Shell’s 2Q15 profit takes a major blow
Anglo-Dutch oil giant Royal Dutch Shell (RDS.A) reported a second-quarter profit of $3.4 billion. This is a 33% fall from $5.1 billion over the prior year using a current cost of supplies basis. The company’s E&P (exploration and production) or upstream business tumbled the most, falling ~80% over the prior year period to $774 million.
Shell makes daring moves despite weak oil prices
In April, Shell entered into an agreement to acquire BG Group (BRGYY), a deal worth $70 billion. It’s the largest purchase the company has made and the largest deal in the energy sector over the last decade or so.
The company is taking strides to continue its drilling plans in the Arctic this summer. While major energy companies such as BP have kept key projects on hold, Shell decided to go ahead with the development of its Gulf of Mexico–based deep water Appomattox oil field.

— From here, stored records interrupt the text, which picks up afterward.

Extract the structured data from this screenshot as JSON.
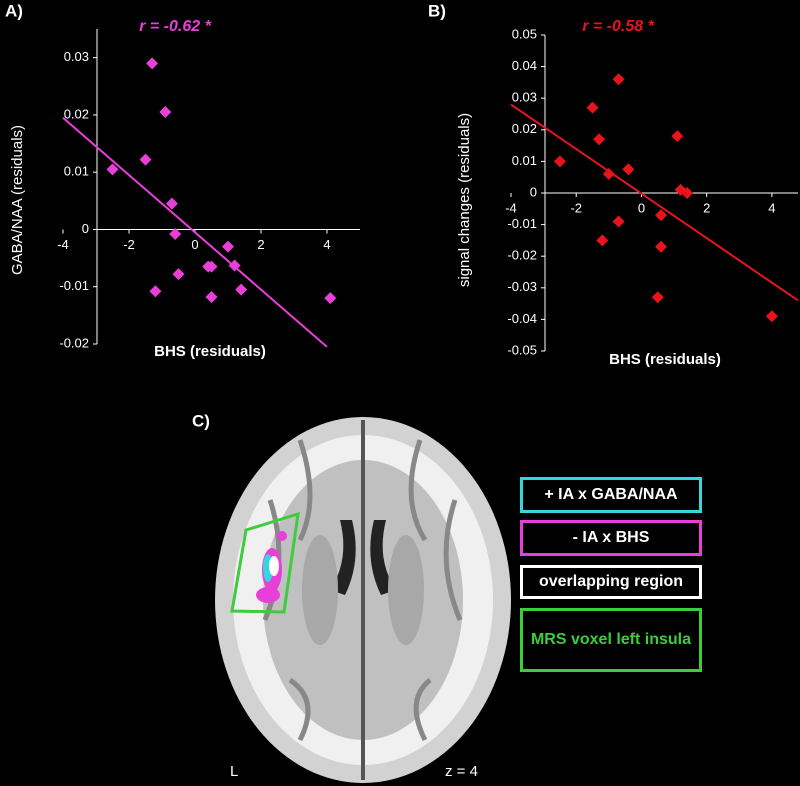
{
  "chart_data": [
    {
      "type": "scatter",
      "panel_label": "A)",
      "annotation": "r = -0.62 *",
      "x_label": "BHS (residuals)",
      "y_label": "GABA/NAA (residuals)",
      "color": "#e93fd9",
      "xlim": [
        -4,
        5
      ],
      "ylim": [
        -0.02,
        0.035
      ],
      "xticks": [
        -4,
        -2,
        0,
        2,
        4
      ],
      "yticks": [
        -0.02,
        -0.01,
        0,
        0.01,
        0.02,
        0.03
      ],
      "x": [
        -2.5,
        -1.3,
        -1.5,
        -0.9,
        -1.2,
        -0.7,
        -0.6,
        -0.5,
        0.4,
        0.5,
        0.5,
        1.0,
        1.2,
        1.4,
        4.1
      ],
      "values": [
        0.0105,
        0.029,
        0.0122,
        0.0205,
        -0.0108,
        0.0045,
        -0.0008,
        -0.0078,
        -0.0065,
        -0.0065,
        -0.0118,
        -0.003,
        -0.0063,
        -0.0105,
        -0.012
      ],
      "trend_line": {
        "x": [
          -4,
          4
        ],
        "values": [
          0.0195,
          -0.0205
        ]
      }
    },
    {
      "type": "scatter",
      "panel_label": "B)",
      "annotation": "r = -0.58 *",
      "x_label": "BHS (residuals)",
      "y_label": "signal changes (residuals)",
      "color": "#e8141c",
      "xlim": [
        -4,
        4.8
      ],
      "ylim": [
        -0.05,
        0.05
      ],
      "xticks": [
        -4,
        -2,
        0,
        2,
        4
      ],
      "yticks": [
        -0.05,
        -0.04,
        -0.03,
        -0.02,
        -0.01,
        0,
        0.01,
        0.02,
        0.03,
        0.04,
        0.05
      ],
      "x": [
        -2.5,
        -1.5,
        -1.3,
        -0.7,
        -1.0,
        -0.4,
        -1.2,
        -0.7,
        0.6,
        0.6,
        0.5,
        1.1,
        1.2,
        1.4,
        4.0
      ],
      "values": [
        0.01,
        0.027,
        0.017,
        0.036,
        0.006,
        0.0075,
        -0.015,
        -0.009,
        -0.007,
        -0.017,
        -0.033,
        0.018,
        0.001,
        0,
        -0.039
      ],
      "trend_line": {
        "x": [
          -4,
          4.8
        ],
        "values": [
          0.028,
          -0.034
        ]
      }
    }
  ],
  "panel_c": {
    "label": "C)",
    "side_label": "L",
    "slice_label": "z = 4",
    "legend": [
      {
        "text": "+ IA x GABA/NAA",
        "color": "#35d6dc"
      },
      {
        "text": "- IA x BHS",
        "color": "#e93fd9"
      },
      {
        "text": "overlapping region",
        "color": "#ffffff"
      },
      {
        "text": "MRS voxel left insula",
        "color": "#3ccc3c"
      }
    ]
  }
}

Shell’s cost-cutting measures
Shell has announced it will lower capital investment this year by 20% and reduce its operating costs by $4 billion. This echoes industrywide trends in cost cutting. BP has also declared that its organic capital expenditure will be less than $20 billion due to the losses the company has incurred.
The fall in oil prices is taking a toll on the performance of oil and gas exploration and production companies such as Noble Energy (NBL), ConocoPhillips (COP), and Apache (APA), which together account for 7% of the Energy Select Sector SPDR ETF (XLE).